Dormir mucho, decía, y en ese mucho estaba
encerrado ese comprensible alivio del que vengo hablando: “Pero
no soy yo”.
Es tan comprensible que seguramente es nuestro único asidero
para no vivir permanentemente atenazados por el miedo, ni aprobando
leyes injustas que coartan las libertades de todos, conseguidas con
no pocos sacrificios por quienes nos precedieron. Esa es la tendencia
de nuestros políticos actuales, con alguna excepción:
a que nadie se mueva. Dentro de lo malo, han descubierto que el miedo
paralizador les da ventajas y les conviene. Yo creo, en cambio, que
a estas alturas las sociedades occidentales tienen que sacudirse ese
miedo, zafarse de él. Evitar que maten los muy dispuestos a matar
es casi imposible, tanto, quizá, como que un huracán arrase
una costa. Uno puede tomar medidas y precaverse, pero no impedir el
huracán. Si lo pilla a uno, mala suerte, algo que existe pese
a que cada vez se admita menos y se niegue más. Lo que no se
puede hacer es vivir siempre encerrado en el sótano, por si viene
ese huracán.
Londres es una ciudad que aguantó con entereza y coraje los bombardeos
nazis a lo largo de años. Madrid soportó, durante tres,
el asedio de la aviación franquista en nuestra Guerra Civil.

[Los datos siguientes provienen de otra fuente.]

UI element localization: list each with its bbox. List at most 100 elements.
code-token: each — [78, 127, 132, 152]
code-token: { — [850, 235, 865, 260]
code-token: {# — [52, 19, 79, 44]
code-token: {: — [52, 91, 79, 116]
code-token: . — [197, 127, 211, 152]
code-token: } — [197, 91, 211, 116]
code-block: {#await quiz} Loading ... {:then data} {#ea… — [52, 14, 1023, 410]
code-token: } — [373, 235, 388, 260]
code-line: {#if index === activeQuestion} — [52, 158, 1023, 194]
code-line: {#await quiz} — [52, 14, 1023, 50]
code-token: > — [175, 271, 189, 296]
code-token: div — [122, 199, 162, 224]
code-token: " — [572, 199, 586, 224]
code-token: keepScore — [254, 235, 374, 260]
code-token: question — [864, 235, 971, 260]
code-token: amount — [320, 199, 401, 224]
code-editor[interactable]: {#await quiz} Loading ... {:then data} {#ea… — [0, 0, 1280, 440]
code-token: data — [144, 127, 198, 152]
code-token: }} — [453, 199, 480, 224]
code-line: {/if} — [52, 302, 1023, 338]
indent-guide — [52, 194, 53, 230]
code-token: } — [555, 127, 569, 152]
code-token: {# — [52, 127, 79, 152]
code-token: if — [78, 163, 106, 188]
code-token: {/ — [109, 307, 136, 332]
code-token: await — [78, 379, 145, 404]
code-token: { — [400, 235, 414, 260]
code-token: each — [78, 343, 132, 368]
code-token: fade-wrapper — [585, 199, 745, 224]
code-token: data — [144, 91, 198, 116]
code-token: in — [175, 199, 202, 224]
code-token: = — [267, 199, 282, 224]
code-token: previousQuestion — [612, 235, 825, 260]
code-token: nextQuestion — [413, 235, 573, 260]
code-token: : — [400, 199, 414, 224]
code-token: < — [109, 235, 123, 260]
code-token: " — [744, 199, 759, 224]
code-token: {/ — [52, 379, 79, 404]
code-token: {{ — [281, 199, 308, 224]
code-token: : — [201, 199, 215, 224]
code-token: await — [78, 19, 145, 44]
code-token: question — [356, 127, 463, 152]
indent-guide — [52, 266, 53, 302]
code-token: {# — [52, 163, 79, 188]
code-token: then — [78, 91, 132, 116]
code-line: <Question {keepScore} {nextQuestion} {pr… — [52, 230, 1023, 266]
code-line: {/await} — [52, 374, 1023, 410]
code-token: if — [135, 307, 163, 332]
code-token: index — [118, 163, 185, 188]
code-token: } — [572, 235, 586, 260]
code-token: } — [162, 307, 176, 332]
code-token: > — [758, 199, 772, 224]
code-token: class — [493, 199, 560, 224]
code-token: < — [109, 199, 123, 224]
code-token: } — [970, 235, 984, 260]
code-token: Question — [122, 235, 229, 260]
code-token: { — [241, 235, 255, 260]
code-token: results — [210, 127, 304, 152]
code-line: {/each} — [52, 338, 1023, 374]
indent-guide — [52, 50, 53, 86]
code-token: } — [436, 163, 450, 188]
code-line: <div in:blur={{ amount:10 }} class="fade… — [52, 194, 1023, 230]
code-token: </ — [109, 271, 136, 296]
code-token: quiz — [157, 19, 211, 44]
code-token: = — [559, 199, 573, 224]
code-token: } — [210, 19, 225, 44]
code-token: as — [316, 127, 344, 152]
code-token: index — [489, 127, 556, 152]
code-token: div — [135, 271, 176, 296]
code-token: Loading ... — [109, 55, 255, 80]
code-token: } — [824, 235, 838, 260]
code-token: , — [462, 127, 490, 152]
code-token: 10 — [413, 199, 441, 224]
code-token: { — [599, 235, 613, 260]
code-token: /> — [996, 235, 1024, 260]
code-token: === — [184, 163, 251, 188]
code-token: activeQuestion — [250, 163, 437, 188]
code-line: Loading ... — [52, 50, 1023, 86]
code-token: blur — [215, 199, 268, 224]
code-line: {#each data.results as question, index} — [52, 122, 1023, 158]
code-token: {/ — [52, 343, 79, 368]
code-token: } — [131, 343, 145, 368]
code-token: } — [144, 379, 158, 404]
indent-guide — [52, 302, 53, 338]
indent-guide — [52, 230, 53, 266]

Nuestras sociedades son más cómodas y temerosas que las
de entonces, pero algo queda siempre, del viejo espíritu de resistencia,
de la voluntad de normalidad aun en medio del sufrimiento y el caos.
A lo que no estuvo dispuesta la sociedad británica de los años
cuarenta fue a traicionarse a sí misma, ni a renegar de sus convicciones,
ni a sospechar de todo el mundo sin distinción. De ella deberíamos
todavía aprender. Hoy vivimos todos contagiados por la amenaza
cierta del terror, pero el verdadero triunfo de los terroristas sería
que viviéramos efectivamente aterrorizados un día tras
otro, siempre muertos de miedo al coger un tren, o un metro, o al subirnos
a uno de nuestros queridos autobuses rojos de dos pisos. Ellos son la
imagen de la cotidianidad y la fiabilidad. Y la victoria de los asesinos
sería, precisamente, que algún día dejaran de serlo.